Venture Capital

Aether Lands $49 Million Series A

SAN FRANCISCO — Aether has announced a $49 million Series A led by Natural Capital and Unless to power the next industrial revolution by helping extract rare metals and create new materials, leading to a more resource-efficient and sustainable future. The funding will be used to scale its platform and grow the company’s engineering, machine learning, and hardware teams.

“Nature invented nanoscale machinery called proteins that can move and rearrange atoms. At Aether, we’re engineering these proteins to go beyond what nature intended to assemble new classes of molecules, transforming proteins into generalized molecular assemblers. Applications range from critical mineral extraction to the assembly of novel classes of materials with unprecedented properties,” said Pavle Jeremic, CEO and founder of Aether. “In the long term, these assemblers will enable the construction of effectively any product at extremely low costs.”

How does Aether’s Molecular Assembler Platform work?
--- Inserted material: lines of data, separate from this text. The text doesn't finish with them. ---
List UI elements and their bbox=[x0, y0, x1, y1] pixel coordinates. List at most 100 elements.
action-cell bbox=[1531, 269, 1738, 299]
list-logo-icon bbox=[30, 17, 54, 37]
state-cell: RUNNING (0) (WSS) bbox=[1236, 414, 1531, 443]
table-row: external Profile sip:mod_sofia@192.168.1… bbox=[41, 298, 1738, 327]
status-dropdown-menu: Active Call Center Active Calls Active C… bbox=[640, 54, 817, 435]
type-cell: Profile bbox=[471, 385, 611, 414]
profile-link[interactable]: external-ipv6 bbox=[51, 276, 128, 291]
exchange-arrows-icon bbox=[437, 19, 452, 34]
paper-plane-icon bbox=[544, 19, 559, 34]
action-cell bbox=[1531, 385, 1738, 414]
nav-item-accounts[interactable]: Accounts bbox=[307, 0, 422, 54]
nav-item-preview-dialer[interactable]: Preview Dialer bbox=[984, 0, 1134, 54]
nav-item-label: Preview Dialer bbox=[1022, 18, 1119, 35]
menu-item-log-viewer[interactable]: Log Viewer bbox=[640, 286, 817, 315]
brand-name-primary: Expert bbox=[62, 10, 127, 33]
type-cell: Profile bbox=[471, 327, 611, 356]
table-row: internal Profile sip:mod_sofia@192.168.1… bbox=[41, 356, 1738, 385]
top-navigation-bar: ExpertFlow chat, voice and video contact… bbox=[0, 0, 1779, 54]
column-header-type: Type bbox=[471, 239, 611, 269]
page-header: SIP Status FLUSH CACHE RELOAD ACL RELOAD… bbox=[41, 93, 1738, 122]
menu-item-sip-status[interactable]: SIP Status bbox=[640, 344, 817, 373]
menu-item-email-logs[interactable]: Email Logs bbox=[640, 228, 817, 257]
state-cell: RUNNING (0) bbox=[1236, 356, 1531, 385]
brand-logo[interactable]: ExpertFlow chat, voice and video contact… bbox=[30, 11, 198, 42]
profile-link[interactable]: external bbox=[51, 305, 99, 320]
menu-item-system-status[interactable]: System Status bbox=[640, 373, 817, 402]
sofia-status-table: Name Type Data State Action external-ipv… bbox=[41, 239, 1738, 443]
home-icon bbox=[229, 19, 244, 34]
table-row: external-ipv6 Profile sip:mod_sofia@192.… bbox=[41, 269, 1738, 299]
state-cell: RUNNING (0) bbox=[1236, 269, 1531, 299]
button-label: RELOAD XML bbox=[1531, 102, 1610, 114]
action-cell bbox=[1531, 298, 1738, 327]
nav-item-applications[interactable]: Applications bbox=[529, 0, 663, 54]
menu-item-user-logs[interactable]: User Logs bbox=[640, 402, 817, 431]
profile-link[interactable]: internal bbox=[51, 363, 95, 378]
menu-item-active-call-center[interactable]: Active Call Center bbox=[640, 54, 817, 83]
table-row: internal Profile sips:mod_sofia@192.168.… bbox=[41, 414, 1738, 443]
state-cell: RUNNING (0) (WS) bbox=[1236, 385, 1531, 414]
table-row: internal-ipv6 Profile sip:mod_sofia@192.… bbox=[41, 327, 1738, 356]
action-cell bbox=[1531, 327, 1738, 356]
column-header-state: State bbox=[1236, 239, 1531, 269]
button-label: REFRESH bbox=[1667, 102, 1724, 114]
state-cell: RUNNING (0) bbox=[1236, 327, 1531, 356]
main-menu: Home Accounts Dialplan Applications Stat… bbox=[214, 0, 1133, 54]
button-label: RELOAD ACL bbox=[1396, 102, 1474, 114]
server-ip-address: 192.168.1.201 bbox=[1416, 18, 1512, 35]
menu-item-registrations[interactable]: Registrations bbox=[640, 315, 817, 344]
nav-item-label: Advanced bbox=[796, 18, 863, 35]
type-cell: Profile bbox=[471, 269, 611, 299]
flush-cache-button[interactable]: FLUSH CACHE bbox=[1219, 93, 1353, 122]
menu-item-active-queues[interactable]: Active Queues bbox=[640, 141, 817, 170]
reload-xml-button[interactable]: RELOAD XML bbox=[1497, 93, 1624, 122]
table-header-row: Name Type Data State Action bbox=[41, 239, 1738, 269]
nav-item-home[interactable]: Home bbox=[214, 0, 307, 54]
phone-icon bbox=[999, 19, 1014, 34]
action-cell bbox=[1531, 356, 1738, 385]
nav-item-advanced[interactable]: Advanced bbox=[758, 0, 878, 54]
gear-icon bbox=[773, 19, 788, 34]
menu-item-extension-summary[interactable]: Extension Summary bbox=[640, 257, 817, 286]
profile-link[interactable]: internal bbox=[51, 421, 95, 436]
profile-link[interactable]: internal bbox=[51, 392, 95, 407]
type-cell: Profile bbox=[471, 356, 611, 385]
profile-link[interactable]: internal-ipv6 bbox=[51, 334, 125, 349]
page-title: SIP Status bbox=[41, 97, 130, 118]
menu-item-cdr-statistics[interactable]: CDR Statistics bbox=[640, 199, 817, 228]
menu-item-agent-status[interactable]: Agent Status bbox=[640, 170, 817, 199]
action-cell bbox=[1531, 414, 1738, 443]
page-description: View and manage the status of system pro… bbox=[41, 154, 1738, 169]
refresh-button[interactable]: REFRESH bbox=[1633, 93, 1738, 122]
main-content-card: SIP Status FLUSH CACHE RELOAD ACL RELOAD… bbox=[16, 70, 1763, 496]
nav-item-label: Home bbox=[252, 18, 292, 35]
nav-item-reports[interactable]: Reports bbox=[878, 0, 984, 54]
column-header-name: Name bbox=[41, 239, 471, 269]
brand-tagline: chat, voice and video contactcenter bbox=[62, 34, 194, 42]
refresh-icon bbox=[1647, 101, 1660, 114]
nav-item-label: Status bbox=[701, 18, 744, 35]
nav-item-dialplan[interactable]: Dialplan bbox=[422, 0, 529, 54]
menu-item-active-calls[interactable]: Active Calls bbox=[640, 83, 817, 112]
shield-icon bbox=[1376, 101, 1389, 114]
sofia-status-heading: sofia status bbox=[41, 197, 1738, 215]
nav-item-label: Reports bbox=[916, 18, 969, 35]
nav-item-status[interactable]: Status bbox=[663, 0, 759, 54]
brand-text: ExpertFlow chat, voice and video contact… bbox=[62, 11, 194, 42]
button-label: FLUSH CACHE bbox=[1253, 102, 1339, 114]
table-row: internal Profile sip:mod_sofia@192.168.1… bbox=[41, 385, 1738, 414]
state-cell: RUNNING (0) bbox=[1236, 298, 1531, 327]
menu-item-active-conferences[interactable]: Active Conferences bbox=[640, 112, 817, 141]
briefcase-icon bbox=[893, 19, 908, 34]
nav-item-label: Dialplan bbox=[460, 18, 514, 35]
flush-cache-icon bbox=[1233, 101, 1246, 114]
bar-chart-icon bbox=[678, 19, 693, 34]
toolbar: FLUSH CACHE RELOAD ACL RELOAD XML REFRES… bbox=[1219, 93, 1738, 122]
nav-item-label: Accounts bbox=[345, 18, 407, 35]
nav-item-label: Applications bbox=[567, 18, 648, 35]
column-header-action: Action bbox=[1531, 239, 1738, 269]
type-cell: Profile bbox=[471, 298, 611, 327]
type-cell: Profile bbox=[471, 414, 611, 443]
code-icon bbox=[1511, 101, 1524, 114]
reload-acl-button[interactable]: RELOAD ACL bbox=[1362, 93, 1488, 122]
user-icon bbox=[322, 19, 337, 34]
The platform combines high-throughput robotics, machine learning, and synthetic biology to map millions of enzyme-reaction combinations. By generating unprecedented amounts of experimental data, the platform is able to engineer entirely new classes of nanoscale machines using protein building blocks called molecular assemblers. These molecular assemblers contain the power and sophistication of gigantic chemical factories, but on the scale of nanometers.

“Aether’s revolutionary platform builds upon nature’s machinery to deliver solutions that are cheaper, faster, and greener than any current technology or process on the market,” said Trevor Zimmerman, co-founder and managing partner at Unless. “Current enzyme technologies are limited to catalyzing natural-like reactions while Aether’s enzyme application space is far greater – unlocking enzymatic pathways to high-value chemicals that don’t have a natural pathway. For example, lithium complexation.”

How does the platform create new materials?

These assemblers can synthesize new products with greater strength, flexibility, and chemical resistance. An example use case is in the defense industry, where Aether’s novel materials can dramatically increase the effectiveness and elasticity of ballistic materials, such as Kevlar-like products. Another example is combining the materials with industrial plastics like PEEK to improve processability, strength, and flexibility.

How does the platform extract metals?

While Aether’s assemblers can be used to create new molecules, they can also be used to extract molecules, such as metals. To do so, Aether’s molecular assemblers are introduced to a brine where they bond only to specified metal atoms, regardless of the concentration. From there, Aether programs these assemblers to release the element into a new solution – one that is now highly concentrated with atoms of the specified element and void of other contaminants and unwanted materials. The company’s initial emphasis is on lithium, with plans to extract additional metals in the future, such as rare earth metals, titanium, and other critical minerals.

Aether’s extraction process also eliminates the need for costly infrastructure that takes years to build, relying instead on portable, modular, shipping containers where the extraction and refinery occurs. With Aether, equipment can be deployed at unprecedented speeds while providing the unique ability to extract metals from previously inaccessible target metal reserves.

“Using machine learning with a real-time lab engine built into the training loop, Aether discovers novel enzymes and peptides that can functionally and effectively do many things – including the extraction of metals like lithium from brines and building flexible Kevlar-like material,” said Jay Zaveri, founder of Natural Capital and partner at Social Capital. “Aether is the future of manufacturing where things that were not thought possible with chemical engineering are now possible through the engineering of new classes of enzymes that do specific work with lower energy needs, cleaner processes, and fast scalable systems.”